We couldn’t hear her criticizing anyone even if they were not consistently following Islamic precepts. She would leave them to their own task. However, when they started inquiring about the consistency of their action with Islamic teachings, she would take pains in slowly preparing them through. With hikmah (wisdom), they would see her point and readily adopt her advice.

She would challenge people around her to think more and beyond their comfort zones. Gently reminding them that “time in power” or “time in public position” is not forever, therefore they have to seize the opportunity for benefits higher than immediate gains and selfish interests. So with her reminder of the power and benefits of “Fillah” (doing things for the love of God), people around her were all the more invigorated to work even after office hours, on weekends, and on holidays. In this respect, she led by example. On weekdays, she did her tasks and rounds as an education supervisor; and on holidays and weekends, she went around communities, near and far, to realize her tasks as a religious teacher and counselor. At one time, she would be in a hinterland community and at another in a community by the marshland.

When many were skeptical about madrasah integration, she was optimistic. As she is able to connect what we are doing with what the late Salamat Hashim taught them about Islamic education in the jungles of Mindanao.

She was one of those who pushed for the ALIVE program. Unknown to many, the first curriculum developed for DepEd by the ulama was focused on integrated madaris. It was her, then a full-fledged division supervisor, asking critical questions, such as, how can we provide access to Muslim learners in schools who are not attending madrasah on weekends? In the middle of the curriculum development process with SEAMEO INNOTECH, Usec Boransing had to organize a separate curriculum group for these Muslim learners in public schools.

She was with the ulama group in ARMM that developed the first standardized assessment for Arabic language and Islamic Studies competence, which became the Qualifying Exam (QE) for recruitment of ALIVE teachers nationwide. When overseas graduate ulama and members of this committee wanted to bring the QE to their Middle East university standard, she would immediately caution them, reminding them of their own proficiency when they were her madrasah students in Cotabato City. With patience and gentle persuasion, the QE standards would be a compromise between overseas and local standards, not too high for local graduates and not too low for overseas graduates.

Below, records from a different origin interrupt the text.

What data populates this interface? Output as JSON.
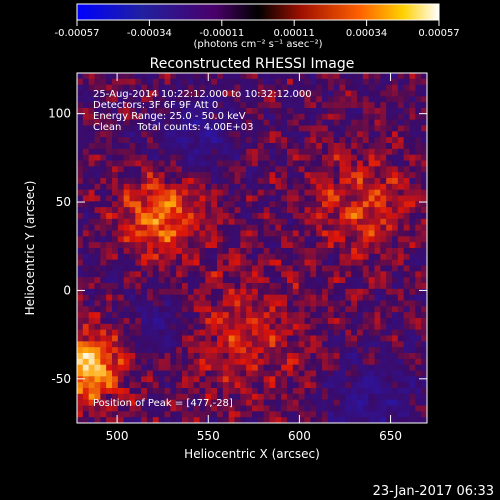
{
  "chart_data": {
    "type": "heatmap",
    "title": "Reconstructed RHESSI Image",
    "xlabel": "Heliocentric X (arcsec)",
    "ylabel": "Heliocentric Y (arcsec)",
    "xlim": [
      478,
      670
    ],
    "ylim": [
      -75,
      123
    ],
    "x_ticks": [
      "500",
      "550",
      "600",
      "650"
    ],
    "y_ticks": [
      "-50",
      "0",
      "50",
      "100"
    ],
    "colorbar": {
      "ticks": [
        "-0.00057",
        "-0.00034",
        "-0.00011",
        "0.00011",
        "0.00034",
        "0.00057"
      ],
      "unit_label": "(photons cm⁻² s⁻¹ asec⁻²)",
      "range": [
        -0.00057,
        0.00057
      ]
    },
    "annotations": [
      "25-Aug-2014 10:22:12.000 to 10:32:12.000",
      "Detectors: 3F 6F 9F Att 0",
      "Energy Range: 25.0 - 50.0 keV",
      "Clean     Total counts: 4.00E+03"
    ],
    "peak_label": "Position of Peak = [477,-28]",
    "peak": {
      "x": 477,
      "y": -28
    }
  },
  "footer": {
    "timestamp": "23-Jan-2017 06:33"
  }
}
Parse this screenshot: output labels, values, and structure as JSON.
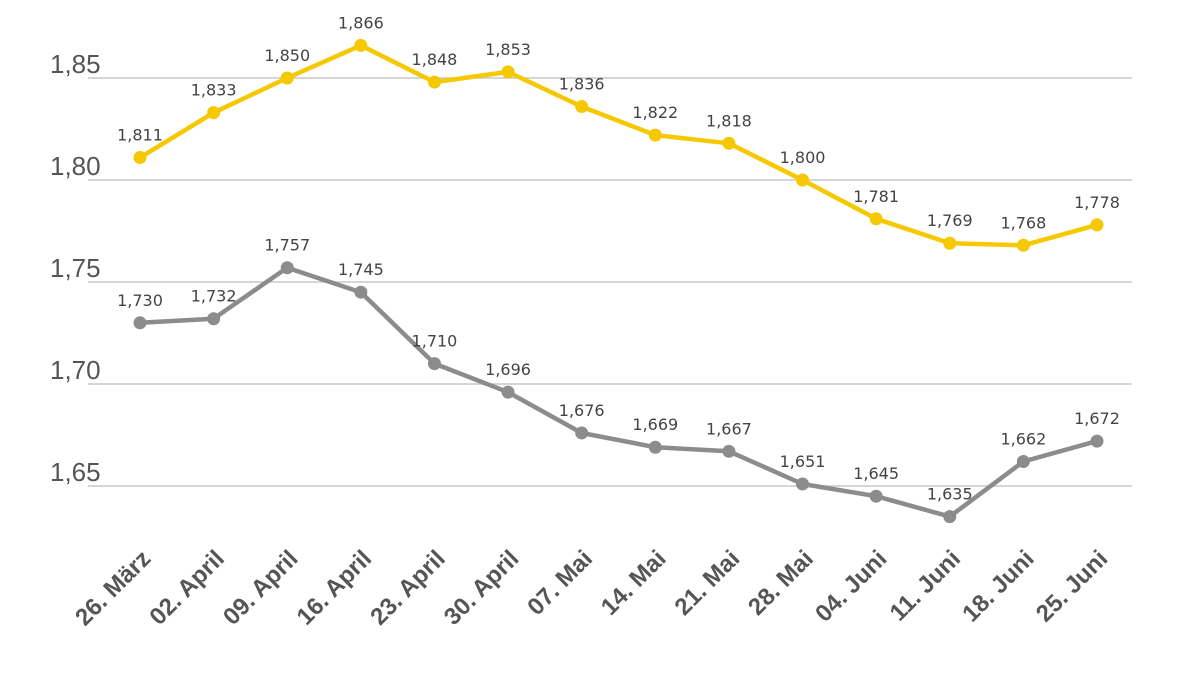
{
  "chart_data": {
    "type": "line",
    "title": "",
    "xlabel": "",
    "ylabel": "",
    "ylim": [
      1.6,
      1.87
    ],
    "yticks": [
      "1,65",
      "1,70",
      "1,75",
      "1,80",
      "1,85"
    ],
    "ytick_values": [
      1.65,
      1.7,
      1.75,
      1.8,
      1.85
    ],
    "grid": true,
    "categories": [
      "26. März",
      "02. April",
      "09. April",
      "16. April",
      "23. April",
      "30. April",
      "07. Mai",
      "14. Mai",
      "21. Mai",
      "28. Mai",
      "04. Juni",
      "11. Juni",
      "18. Juni",
      "25. Juni"
    ],
    "series": [
      {
        "name": "yellow",
        "color": "#f5c800",
        "values": [
          1.811,
          1.833,
          1.85,
          1.866,
          1.848,
          1.853,
          1.836,
          1.822,
          1.818,
          1.8,
          1.781,
          1.769,
          1.768,
          1.778
        ],
        "labels": [
          "1,811",
          "1,833",
          "1,850",
          "1,866",
          "1,848",
          "1,853",
          "1,836",
          "1,822",
          "1,818",
          "1,800",
          "1,781",
          "1,769",
          "1,768",
          "1,778"
        ]
      },
      {
        "name": "grey",
        "color": "#8c8c8c",
        "values": [
          1.73,
          1.732,
          1.757,
          1.745,
          1.71,
          1.696,
          1.676,
          1.669,
          1.667,
          1.651,
          1.645,
          1.635,
          1.662,
          1.672
        ],
        "labels": [
          "1,730",
          "1,732",
          "1,757",
          "1,745",
          "1,710",
          "1,696",
          "1,676",
          "1,669",
          "1,667",
          "1,651",
          "1,645",
          "1,635",
          "1,662",
          "1,672"
        ]
      }
    ]
  }
}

She was a protector when people put their interest ahead of the program and Muslim learners resorted to threats and violence. When fear became unbearable, she would remind those who are about to be disheartened not to give up, “Allāh is our Protector. No one can harm those whom Allāh protects,” she said. She knew all too well how to soothe the heart and clear the mind.

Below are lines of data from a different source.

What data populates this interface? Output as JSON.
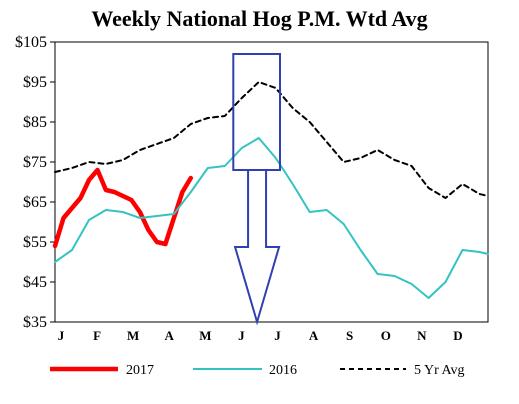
{
  "chart_data": {
    "type": "line",
    "title": "Weekly National Hog P.M. Wtd Avg",
    "xlabel": "",
    "ylabel": "",
    "ylim": [
      35,
      105
    ],
    "y_ticks": [
      "$35",
      "$45",
      "$55",
      "$65",
      "$75",
      "$85",
      "$95",
      "$105"
    ],
    "y_tick_values": [
      35,
      45,
      55,
      65,
      75,
      85,
      95,
      105
    ],
    "x_ticks": [
      "J",
      "F",
      "M",
      "A",
      "M",
      "J",
      "J",
      "A",
      "S",
      "O",
      "N",
      "D"
    ],
    "xlim": [
      1,
      52
    ],
    "x_unit": "week of year",
    "grid": false,
    "legend_position": "bottom",
    "series": [
      {
        "name": "2017",
        "color": "#ff0000",
        "style": "solid-thick",
        "x": [
          1,
          2,
          3,
          4,
          5,
          6,
          7,
          8,
          9,
          10,
          11,
          12,
          13,
          14,
          15,
          16,
          17,
          18,
          19,
          20,
          21,
          22
        ],
        "values": [
          54,
          61,
          63.5,
          66,
          70.5,
          73,
          68,
          67.5,
          66.5,
          65.5,
          62.5,
          58,
          55,
          54.5,
          61,
          67.5,
          71,
          null,
          null,
          null,
          null,
          null
        ]
      },
      {
        "name": "2016",
        "color": "#33c3c3",
        "style": "solid",
        "x": [
          1,
          3,
          5,
          7,
          9,
          11,
          13,
          15,
          17,
          19,
          21,
          23,
          25,
          27,
          29,
          31,
          33,
          35,
          37,
          39,
          41,
          43,
          45,
          47,
          49,
          51,
          52
        ],
        "values": [
          50,
          53,
          60.5,
          63,
          62.5,
          61,
          61.5,
          62,
          67.5,
          73.5,
          74,
          78.5,
          81,
          76,
          69.5,
          62.5,
          63,
          59.5,
          53,
          47,
          46.5,
          44.5,
          41,
          45,
          53,
          52.5,
          52
        ]
      },
      {
        "name": "5 Yr Avg",
        "color": "#000000",
        "style": "dashed",
        "x": [
          1,
          3,
          5,
          7,
          9,
          11,
          13,
          15,
          17,
          19,
          21,
          23,
          25,
          27,
          29,
          31,
          33,
          35,
          37,
          39,
          41,
          43,
          45,
          47,
          49,
          51,
          52
        ],
        "values": [
          72.5,
          73.5,
          75,
          74.5,
          75.5,
          78,
          79.5,
          81,
          84.5,
          86,
          86.5,
          91,
          95,
          93.5,
          88.5,
          85,
          80,
          75,
          76,
          78,
          75.5,
          74,
          68.5,
          66,
          69.5,
          67,
          66.5
        ]
      }
    ],
    "annotations": [
      {
        "type": "rectangle",
        "color": "#3040b0",
        "x_range": [
          22,
          27.5
        ],
        "y_range": [
          73,
          102
        ]
      },
      {
        "type": "down-arrow",
        "color": "#3040b0",
        "x": 24.8,
        "from_y": 73,
        "to_y": 35
      }
    ]
  }
}
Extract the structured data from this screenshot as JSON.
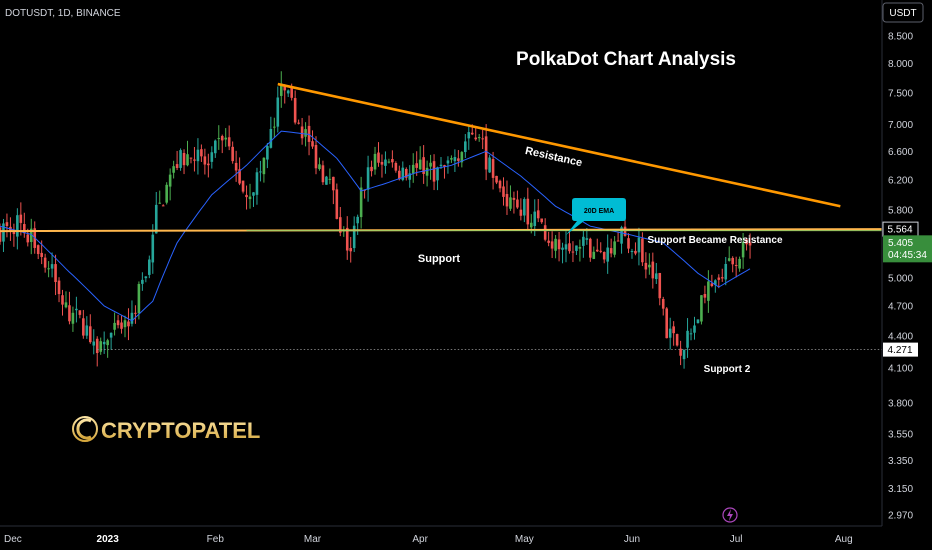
{
  "header": {
    "symbol_line": "DOTUSDT, 1D, BINANCE",
    "currency": "USDT"
  },
  "colors": {
    "bg": "#000000",
    "up": "#26a69a",
    "up_alt": "#4caf50",
    "down": "#ef5350",
    "ema": "#2962ff",
    "trendline": "#ff9800",
    "support_line": "#ffb74d",
    "price_tag": "#388e3c"
  },
  "annotations": {
    "title": "PolkaDot Chart Analysis",
    "resistance": "Resistance",
    "support": "Support",
    "support_became_resistance": "Support Became Resistance",
    "ema_label": "20D EMA",
    "support_2": "Support 2"
  },
  "watermark": {
    "brand": "CRYPTOPATEL"
  },
  "price_tags": {
    "line_level": "5.564",
    "last_price": "5.405",
    "countdown": "04:45:34",
    "support2_level": "4.271"
  },
  "chart_data": {
    "type": "candlestick",
    "symbol": "DOTUSDT",
    "timeframe": "1D",
    "exchange": "BINANCE",
    "y_axis": {
      "scale": "log",
      "range": [
        2.9,
        9.2
      ],
      "ticks": [
        "8.500",
        "8.000",
        "7.500",
        "7.000",
        "6.600",
        "6.200",
        "5.800",
        "5.000",
        "4.700",
        "4.400",
        "4.100",
        "3.800",
        "3.550",
        "3.350",
        "3.150",
        "2.970"
      ]
    },
    "x_axis": {
      "range": [
        "2022-12-01",
        "2023-08-12"
      ],
      "ticks": [
        {
          "date": "2022-12-01",
          "label": "Dec"
        },
        {
          "date": "2023-01-01",
          "label": "2023"
        },
        {
          "date": "2023-02-01",
          "label": "Feb"
        },
        {
          "date": "2023-03-01",
          "label": "Mar"
        },
        {
          "date": "2023-04-01",
          "label": "Apr"
        },
        {
          "date": "2023-05-01",
          "label": "May"
        },
        {
          "date": "2023-06-01",
          "label": "Jun"
        },
        {
          "date": "2023-07-01",
          "label": "Jul"
        },
        {
          "date": "2023-08-01",
          "label": "Aug"
        }
      ]
    },
    "close_path": [
      [
        "2022-12-01",
        5.55
      ],
      [
        "2022-12-06",
        5.65
      ],
      [
        "2022-12-12",
        5.35
      ],
      [
        "2022-12-16",
        5.05
      ],
      [
        "2022-12-20",
        4.65
      ],
      [
        "2022-12-24",
        4.55
      ],
      [
        "2022-12-28",
        4.35
      ],
      [
        "2022-12-31",
        4.33
      ],
      [
        "2023-01-03",
        4.42
      ],
      [
        "2023-01-08",
        4.6
      ],
      [
        "2023-01-12",
        5.05
      ],
      [
        "2023-01-15",
        5.75
      ],
      [
        "2023-01-21",
        6.45
      ],
      [
        "2023-01-26",
        6.6
      ],
      [
        "2023-01-30",
        6.35
      ],
      [
        "2023-02-03",
        6.85
      ],
      [
        "2023-02-06",
        6.4
      ],
      [
        "2023-02-10",
        6.0
      ],
      [
        "2023-02-14",
        6.3
      ],
      [
        "2023-02-18",
        7.0
      ],
      [
        "2023-02-20",
        7.55
      ],
      [
        "2023-02-24",
        7.2
      ],
      [
        "2023-02-28",
        6.7
      ],
      [
        "2023-03-03",
        6.4
      ],
      [
        "2023-03-06",
        6.1
      ],
      [
        "2023-03-10",
        5.45
      ],
      [
        "2023-03-12",
        5.3
      ],
      [
        "2023-03-15",
        6.0
      ],
      [
        "2023-03-19",
        6.55
      ],
      [
        "2023-03-24",
        6.4
      ],
      [
        "2023-03-28",
        6.3
      ],
      [
        "2023-04-03",
        6.35
      ],
      [
        "2023-04-07",
        6.3
      ],
      [
        "2023-04-12",
        6.6
      ],
      [
        "2023-04-16",
        6.8
      ],
      [
        "2023-04-18",
        6.9
      ],
      [
        "2023-04-20",
        6.5
      ],
      [
        "2023-04-23",
        6.1
      ],
      [
        "2023-04-27",
        5.9
      ],
      [
        "2023-05-01",
        5.8
      ],
      [
        "2023-05-05",
        5.65
      ],
      [
        "2023-05-07",
        5.55
      ],
      [
        "2023-05-09",
        5.4
      ],
      [
        "2023-05-12",
        5.25
      ],
      [
        "2023-05-18",
        5.35
      ],
      [
        "2023-05-25",
        5.3
      ],
      [
        "2023-05-28",
        5.5
      ],
      [
        "2023-05-31",
        5.4
      ],
      [
        "2023-06-03",
        5.35
      ],
      [
        "2023-06-06",
        5.1
      ],
      [
        "2023-06-09",
        4.9
      ],
      [
        "2023-06-11",
        4.45
      ],
      [
        "2023-06-15",
        4.3
      ],
      [
        "2023-06-18",
        4.4
      ],
      [
        "2023-06-22",
        4.8
      ],
      [
        "2023-06-26",
        5.1
      ],
      [
        "2023-06-30",
        5.15
      ],
      [
        "2023-07-03",
        5.3
      ],
      [
        "2023-07-05",
        5.405
      ]
    ],
    "ema20_path": [
      [
        "2022-12-01",
        5.6
      ],
      [
        "2022-12-10",
        5.5
      ],
      [
        "2022-12-20",
        5.1
      ],
      [
        "2022-12-31",
        4.7
      ],
      [
        "2023-01-08",
        4.55
      ],
      [
        "2023-01-14",
        4.75
      ],
      [
        "2023-01-21",
        5.4
      ],
      [
        "2023-01-31",
        6.0
      ],
      [
        "2023-02-10",
        6.4
      ],
      [
        "2023-02-20",
        6.9
      ],
      [
        "2023-02-28",
        6.85
      ],
      [
        "2023-03-08",
        6.5
      ],
      [
        "2023-03-15",
        6.05
      ],
      [
        "2023-03-22",
        6.15
      ],
      [
        "2023-03-31",
        6.3
      ],
      [
        "2023-04-10",
        6.4
      ],
      [
        "2023-04-20",
        6.6
      ],
      [
        "2023-04-30",
        6.25
      ],
      [
        "2023-05-10",
        5.85
      ],
      [
        "2023-05-20",
        5.6
      ],
      [
        "2023-05-31",
        5.5
      ],
      [
        "2023-06-10",
        5.4
      ],
      [
        "2023-06-20",
        5.05
      ],
      [
        "2023-06-26",
        4.9
      ],
      [
        "2023-07-05",
        5.1
      ]
    ],
    "lines": {
      "resistance": {
        "from": [
          "2023-02-19",
          7.65
        ],
        "to": [
          "2023-07-31",
          5.85
        ]
      },
      "support_became_resistance": {
        "from": [
          "2022-12-01",
          5.54
        ],
        "to": [
          "2023-08-12",
          5.564
        ]
      },
      "support_2": 4.271
    }
  }
}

Dr. Bai Cabaybay Abubakar and Dr. Ustadza Albaya Badrodin were the leading ladies of their time in a world dominated by men. They would be the leading ladies respected by men for their wit, competence, and compassion. They were lady leaders able to stand their ground among male leaders. They were not just leaders in madrasah education, they were also leading women in interreligious dialogue and in advancing peace and development and articulating the same through the lens of gender and Islam. They were the female voices of engagement and moderation in an environment of protracted conflict and insecurity.

INNĀ LILLĀHI WA INNĀ ILAYHI RĀJI’ŪN – From God we came and to Him we all return.

(MindaViews is the opinion section of MindaNews. Noor Saada is a Tausug of mixed ancestry – born in Jolo, Sulu, grew up in Tawi-tawi, studied in Zamboanga and worked in Davao, Makati and Cotabato. He is a development worker and peace advocate, former Assistant Regional Secretary of the Department of Education in the Autonomous Region in Muslim Mindanao, currently working as an independent consultant and is a member of an insider-mediation group that aims to promote intra-Moro dialogue.)